L. Thorne McCarty’s explanation for why he focused on tax law — from his classic 1977 paper, Reflections on TAXMAN: An Experiment in Artificial Intelligence and Legal Reasoning — is just as apt today for why to focus on the field of law more generally:

“Superimposed on a manageable foundation of manageable complexity is another system of concepts as unruly as any that can be found in the law, with all the classical dilemmas of legal reasoning: contrasts between ‘form’ and ‘substance,’ between statutory ‘rules’ and judicially created ‘principles,’ between ‘legal formality’ and ‘substantive rationality.’”

McCarty continues:

“It is perhaps no accident that two of the more quotable passages on the problems of legal interpretation have arisen in corporate tax cases.
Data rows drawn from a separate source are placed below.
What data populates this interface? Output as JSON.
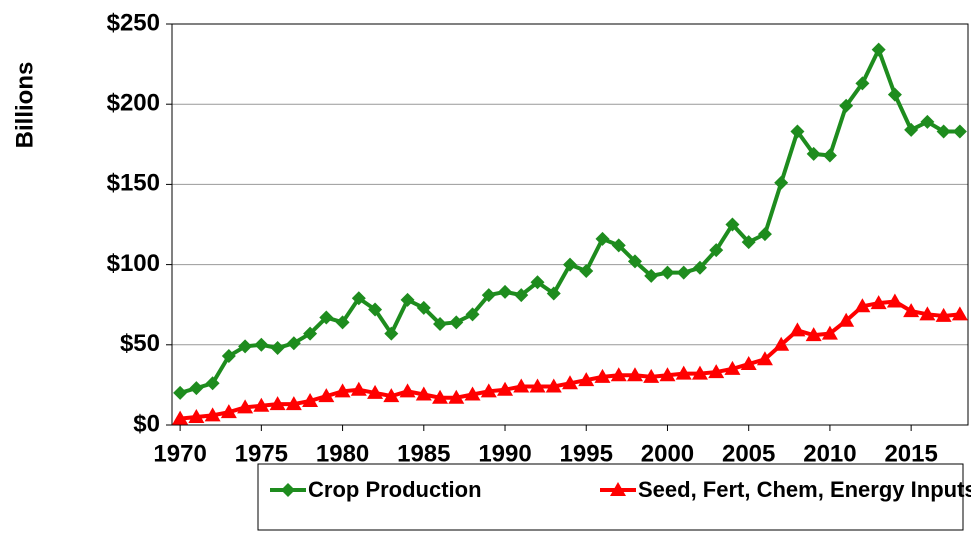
{
  "chart_data": {
    "type": "line",
    "y_label": "Billions",
    "x": [
      1970,
      1971,
      1972,
      1973,
      1974,
      1975,
      1976,
      1977,
      1978,
      1979,
      1980,
      1981,
      1982,
      1983,
      1984,
      1985,
      1986,
      1987,
      1988,
      1989,
      1990,
      1991,
      1992,
      1993,
      1994,
      1995,
      1996,
      1997,
      1998,
      1999,
      2000,
      2001,
      2002,
      2003,
      2004,
      2005,
      2006,
      2007,
      2008,
      2009,
      2010,
      2011,
      2012,
      2013,
      2014,
      2015,
      2016,
      2017,
      2018
    ],
    "series": [
      {
        "name": "Crop Production",
        "color": "#1e8c1e",
        "marker": "diamond",
        "values": [
          20,
          23,
          26,
          43,
          49,
          50,
          48,
          51,
          57,
          67,
          64,
          79,
          72,
          57,
          78,
          73,
          63,
          64,
          69,
          81,
          83,
          81,
          89,
          82,
          100,
          96,
          116,
          112,
          102,
          93,
          95,
          95,
          98,
          109,
          125,
          114,
          119,
          151,
          183,
          169,
          168,
          199,
          213,
          234,
          206,
          184,
          189,
          183,
          183
        ]
      },
      {
        "name": "Seed, Fert, Chem, Energy Inputs",
        "color": "#ff0000",
        "marker": "triangle",
        "values": [
          4,
          5,
          6,
          8,
          11,
          12,
          13,
          13,
          15,
          18,
          21,
          22,
          20,
          18,
          21,
          19,
          17,
          17,
          19,
          21,
          22,
          24,
          24,
          24,
          26,
          28,
          30,
          31,
          31,
          30,
          31,
          32,
          32,
          33,
          35,
          38,
          41,
          50,
          59,
          56,
          57,
          65,
          74,
          76,
          77,
          71,
          69,
          68,
          69
        ]
      }
    ],
    "xlim": [
      1969.5,
      2018.5
    ],
    "xticks": [
      1970,
      1975,
      1980,
      1985,
      1990,
      1995,
      2000,
      2005,
      2010,
      2015
    ],
    "ylim": [
      0,
      250
    ],
    "yticks": [
      {
        "value": 0,
        "label": "$0"
      },
      {
        "value": 50,
        "label": "$50"
      },
      {
        "value": 100,
        "label": "$100"
      },
      {
        "value": 150,
        "label": "$150"
      },
      {
        "value": 200,
        "label": "$200"
      },
      {
        "value": 250,
        "label": "$250"
      }
    ],
    "grid": true,
    "legend": "bottom"
  }
}
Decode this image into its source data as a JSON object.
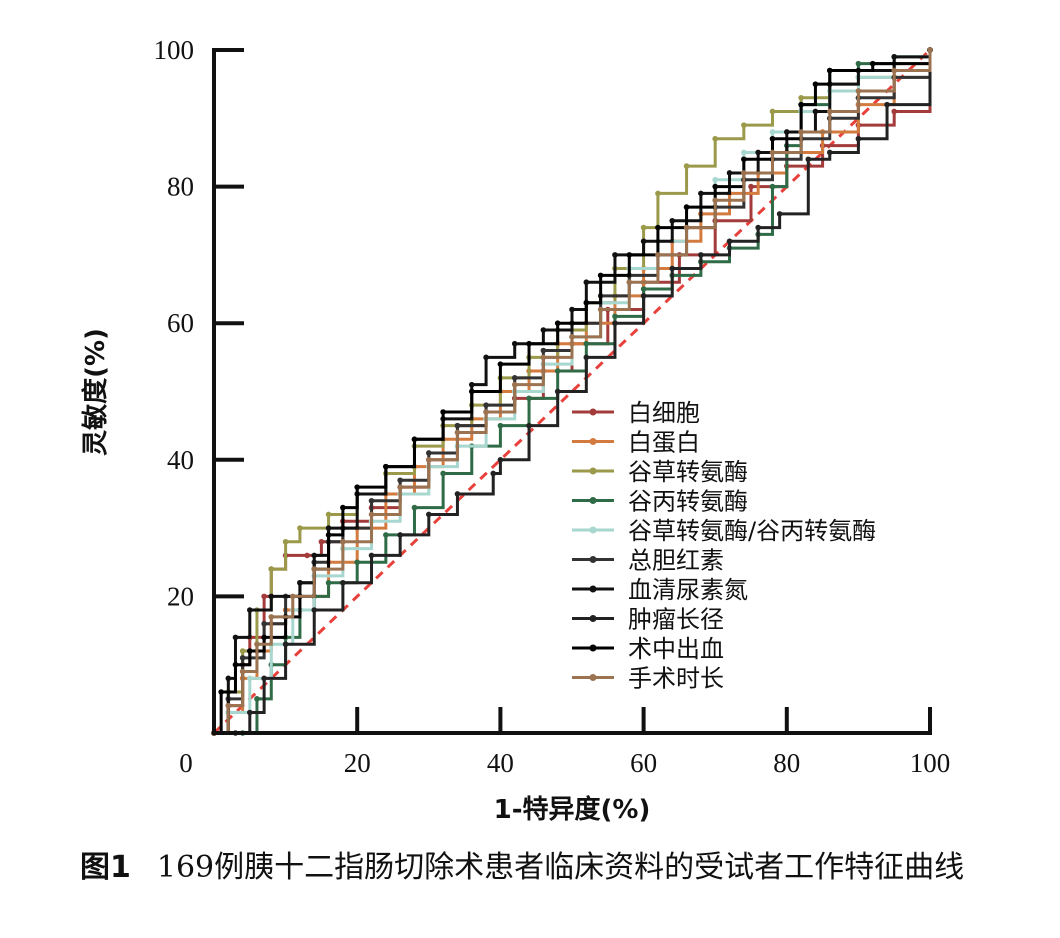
{
  "chart_data": {
    "type": "line",
    "xlabel": "1-特异度(%)",
    "ylabel": "灵敏度(%)",
    "xlim": [
      0,
      100
    ],
    "ylim": [
      0,
      100
    ],
    "xticks": [
      0,
      20,
      40,
      60,
      80,
      100
    ],
    "yticks": [
      20,
      40,
      60,
      80,
      100
    ],
    "origin_label": "0",
    "legend_position": "center-right",
    "reference_line": {
      "style": "dashed",
      "color": "#e8413c",
      "points": [
        [
          0,
          0
        ],
        [
          100,
          100
        ]
      ]
    },
    "series": [
      {
        "name": "白细胞",
        "color": "#a33b3b",
        "points": [
          [
            0,
            0
          ],
          [
            2,
            4
          ],
          [
            4,
            10
          ],
          [
            5,
            14
          ],
          [
            7,
            20
          ],
          [
            8,
            24
          ],
          [
            10,
            26
          ],
          [
            13,
            26
          ],
          [
            15,
            28
          ],
          [
            18,
            31
          ],
          [
            22,
            33
          ],
          [
            26,
            36
          ],
          [
            30,
            40
          ],
          [
            34,
            45
          ],
          [
            38,
            47
          ],
          [
            42,
            49
          ],
          [
            46,
            53
          ],
          [
            50,
            57
          ],
          [
            55,
            62
          ],
          [
            60,
            66
          ],
          [
            65,
            70
          ],
          [
            70,
            75
          ],
          [
            75,
            80
          ],
          [
            80,
            83
          ],
          [
            85,
            86
          ],
          [
            90,
            89
          ],
          [
            95,
            91
          ],
          [
            100,
            100
          ]
        ]
      },
      {
        "name": "白蛋白",
        "color": "#d37a3e",
        "points": [
          [
            0,
            0
          ],
          [
            2,
            3
          ],
          [
            4,
            8
          ],
          [
            6,
            12
          ],
          [
            8,
            16
          ],
          [
            10,
            18
          ],
          [
            14,
            20
          ],
          [
            16,
            25
          ],
          [
            20,
            30
          ],
          [
            24,
            35
          ],
          [
            28,
            39
          ],
          [
            32,
            43
          ],
          [
            36,
            46
          ],
          [
            40,
            50
          ],
          [
            44,
            53
          ],
          [
            48,
            57
          ],
          [
            52,
            60
          ],
          [
            56,
            64
          ],
          [
            60,
            68
          ],
          [
            64,
            72
          ],
          [
            68,
            76
          ],
          [
            72,
            79
          ],
          [
            76,
            82
          ],
          [
            80,
            85
          ],
          [
            85,
            88
          ],
          [
            90,
            92
          ],
          [
            95,
            96
          ],
          [
            100,
            100
          ]
        ]
      },
      {
        "name": "谷草转氨酶",
        "color": "#9a9a4a",
        "points": [
          [
            0,
            0
          ],
          [
            2,
            6
          ],
          [
            4,
            12
          ],
          [
            6,
            18
          ],
          [
            8,
            24
          ],
          [
            10,
            28
          ],
          [
            12,
            30
          ],
          [
            16,
            32
          ],
          [
            20,
            35
          ],
          [
            24,
            38
          ],
          [
            28,
            42
          ],
          [
            32,
            45
          ],
          [
            36,
            48
          ],
          [
            40,
            52
          ],
          [
            44,
            55
          ],
          [
            48,
            59
          ],
          [
            52,
            63
          ],
          [
            56,
            68
          ],
          [
            60,
            74
          ],
          [
            62,
            79
          ],
          [
            66,
            83
          ],
          [
            70,
            87
          ],
          [
            74,
            89
          ],
          [
            78,
            91
          ],
          [
            82,
            93
          ],
          [
            86,
            95
          ],
          [
            90,
            96
          ],
          [
            95,
            98
          ],
          [
            100,
            100
          ]
        ]
      },
      {
        "name": "谷丙转氨酶",
        "color": "#2f6b46",
        "points": [
          [
            0,
            0
          ],
          [
            4,
            0
          ],
          [
            6,
            5
          ],
          [
            8,
            10
          ],
          [
            10,
            14
          ],
          [
            12,
            18
          ],
          [
            14,
            20
          ],
          [
            16,
            22
          ],
          [
            20,
            25
          ],
          [
            24,
            29
          ],
          [
            28,
            33
          ],
          [
            32,
            38
          ],
          [
            36,
            42
          ],
          [
            40,
            45
          ],
          [
            44,
            49
          ],
          [
            48,
            53
          ],
          [
            52,
            57
          ],
          [
            56,
            61
          ],
          [
            60,
            65
          ],
          [
            64,
            67
          ],
          [
            68,
            69
          ],
          [
            72,
            71
          ],
          [
            76,
            73
          ],
          [
            78,
            80
          ],
          [
            80,
            86
          ],
          [
            82,
            92
          ],
          [
            86,
            97
          ],
          [
            90,
            98
          ],
          [
            95,
            99
          ],
          [
            100,
            100
          ]
        ]
      },
      {
        "name": "谷草转氨酶/谷丙转氨酶",
        "color": "#a7d7cf",
        "points": [
          [
            0,
            0
          ],
          [
            2,
            3
          ],
          [
            5,
            8
          ],
          [
            8,
            13
          ],
          [
            11,
            18
          ],
          [
            14,
            23
          ],
          [
            18,
            27
          ],
          [
            22,
            31
          ],
          [
            26,
            35
          ],
          [
            30,
            39
          ],
          [
            34,
            42
          ],
          [
            38,
            46
          ],
          [
            42,
            50
          ],
          [
            46,
            54
          ],
          [
            50,
            58
          ],
          [
            54,
            63
          ],
          [
            58,
            68
          ],
          [
            62,
            72
          ],
          [
            66,
            77
          ],
          [
            70,
            81
          ],
          [
            74,
            85
          ],
          [
            78,
            88
          ],
          [
            82,
            91
          ],
          [
            86,
            94
          ],
          [
            90,
            96
          ],
          [
            95,
            99
          ],
          [
            100,
            100
          ]
        ]
      },
      {
        "name": "总胆红素",
        "color": "#333333",
        "points": [
          [
            0,
            0
          ],
          [
            2,
            5
          ],
          [
            4,
            11
          ],
          [
            7,
            16
          ],
          [
            10,
            20
          ],
          [
            12,
            22
          ],
          [
            14,
            25
          ],
          [
            16,
            28
          ],
          [
            18,
            30
          ],
          [
            22,
            34
          ],
          [
            26,
            37
          ],
          [
            30,
            41
          ],
          [
            34,
            45
          ],
          [
            38,
            48
          ],
          [
            42,
            52
          ],
          [
            46,
            56
          ],
          [
            50,
            60
          ],
          [
            54,
            64
          ],
          [
            58,
            67
          ],
          [
            62,
            70
          ],
          [
            66,
            74
          ],
          [
            70,
            77
          ],
          [
            74,
            81
          ],
          [
            78,
            84
          ],
          [
            82,
            87
          ],
          [
            86,
            90
          ],
          [
            90,
            93
          ],
          [
            95,
            96
          ],
          [
            100,
            100
          ]
        ]
      },
      {
        "name": "血清尿素氮",
        "color": "#111111",
        "points": [
          [
            0,
            0
          ],
          [
            2,
            8
          ],
          [
            3,
            14
          ],
          [
            5,
            18
          ],
          [
            8,
            20
          ],
          [
            12,
            22
          ],
          [
            14,
            26
          ],
          [
            16,
            30
          ],
          [
            20,
            35
          ],
          [
            24,
            39
          ],
          [
            28,
            43
          ],
          [
            32,
            46
          ],
          [
            36,
            51
          ],
          [
            38,
            55
          ],
          [
            42,
            57
          ],
          [
            46,
            59
          ],
          [
            50,
            62
          ],
          [
            52,
            66
          ],
          [
            56,
            70
          ],
          [
            60,
            72
          ],
          [
            64,
            75
          ],
          [
            68,
            79
          ],
          [
            72,
            82
          ],
          [
            76,
            85
          ],
          [
            80,
            88
          ],
          [
            84,
            91
          ],
          [
            86,
            95
          ],
          [
            90,
            97
          ],
          [
            95,
            99
          ],
          [
            100,
            100
          ]
        ]
      },
      {
        "name": "肿瘤长径",
        "color": "#222222",
        "points": [
          [
            0,
            0
          ],
          [
            3,
            0
          ],
          [
            5,
            3
          ],
          [
            7,
            8
          ],
          [
            10,
            13
          ],
          [
            14,
            18
          ],
          [
            18,
            22
          ],
          [
            22,
            26
          ],
          [
            26,
            29
          ],
          [
            30,
            32
          ],
          [
            34,
            35
          ],
          [
            39,
            38
          ],
          [
            40,
            40
          ],
          [
            44,
            45
          ],
          [
            48,
            50
          ],
          [
            52,
            55
          ],
          [
            56,
            60
          ],
          [
            60,
            64
          ],
          [
            64,
            68
          ],
          [
            68,
            70
          ],
          [
            72,
            72
          ],
          [
            76,
            74
          ],
          [
            79,
            76
          ],
          [
            83,
            84
          ],
          [
            86,
            85
          ],
          [
            90,
            87
          ],
          [
            94,
            92
          ],
          [
            100,
            100
          ]
        ]
      },
      {
        "name": "术中出血",
        "color": "#000000",
        "points": [
          [
            0,
            0
          ],
          [
            1,
            6
          ],
          [
            3,
            10
          ],
          [
            5,
            12
          ],
          [
            7,
            14
          ],
          [
            10,
            17
          ],
          [
            12,
            20
          ],
          [
            14,
            24
          ],
          [
            16,
            29
          ],
          [
            18,
            33
          ],
          [
            20,
            36
          ],
          [
            24,
            39
          ],
          [
            28,
            43
          ],
          [
            32,
            47
          ],
          [
            36,
            50
          ],
          [
            40,
            54
          ],
          [
            44,
            57
          ],
          [
            48,
            60
          ],
          [
            52,
            63
          ],
          [
            54,
            67
          ],
          [
            58,
            70
          ],
          [
            62,
            74
          ],
          [
            66,
            77
          ],
          [
            70,
            80
          ],
          [
            74,
            84
          ],
          [
            78,
            87
          ],
          [
            82,
            92
          ],
          [
            84,
            95
          ],
          [
            86,
            97
          ],
          [
            92,
            98
          ],
          [
            100,
            100
          ]
        ]
      },
      {
        "name": "手术时长",
        "color": "#9c7350",
        "points": [
          [
            0,
            0
          ],
          [
            2,
            4
          ],
          [
            4,
            9
          ],
          [
            6,
            13
          ],
          [
            8,
            17
          ],
          [
            11,
            20
          ],
          [
            14,
            24
          ],
          [
            18,
            28
          ],
          [
            22,
            32
          ],
          [
            26,
            36
          ],
          [
            30,
            40
          ],
          [
            34,
            44
          ],
          [
            38,
            47
          ],
          [
            42,
            51
          ],
          [
            46,
            55
          ],
          [
            50,
            58
          ],
          [
            54,
            62
          ],
          [
            58,
            66
          ],
          [
            62,
            70
          ],
          [
            66,
            74
          ],
          [
            70,
            78
          ],
          [
            74,
            82
          ],
          [
            78,
            85
          ],
          [
            82,
            88
          ],
          [
            86,
            91
          ],
          [
            90,
            94
          ],
          [
            95,
            97
          ],
          [
            100,
            100
          ]
        ]
      }
    ]
  },
  "caption": {
    "prefix": "图1",
    "text": "169例胰十二指肠切除术患者临床资料的受试者工作特征曲线"
  }
}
Holmes’ famous metaphor — ‘[a] word is not a crystal, transparent and unchanged, it is the skin of a living thought’: — appeared first in Towne v. Eisner, the earliest stock dividend case. And the simile of Learned Hand — ‘the meaning of a sentence may be more than that of the separate words, as a melody is more than the notes’ — appeared first in Helvering v. Gregory.”

Over the past year, there has been an important shift in the discourse around Artificial Intelligence.

Now that well-regarded AI researchers and technologists like Judea Pearl, Michael I. Jordan, and Rodney Brooks are saying that statistical machine learning isn’t enough to get us where we want to go, AI skepticism is no longer a sign of ignorance. This matters because it opens the door for serious research that takes as its starting point the limits of statistical machine learning. And that research will be increasingly targeted at the challenges that have kept the second wave from being more useful to lawyers — the ability to abstract, reason, and think slow like a real human being.

The demanding nature of the law led my company — Judicata — to address the technical limitations of statistical machine learning early on. We had to develop ways to blend together first and second wave approaches. For example, we married a simple “first wave” rule-based language parser with a sophisticated “second wave” statistical parser (originally Stanford Parser and later SyntaxNet). The statistical parsers hadn’t learned a number of important and basic grammar rules; the hybrid approach allowed us to produce a more accurate parser than either one offered us alone.

With more companies working to get past the limits of the second wave technologies, we’re in a much better position to make meaningful progress as a field.

That’s an exciting prospect and one I’m happy to be a part of.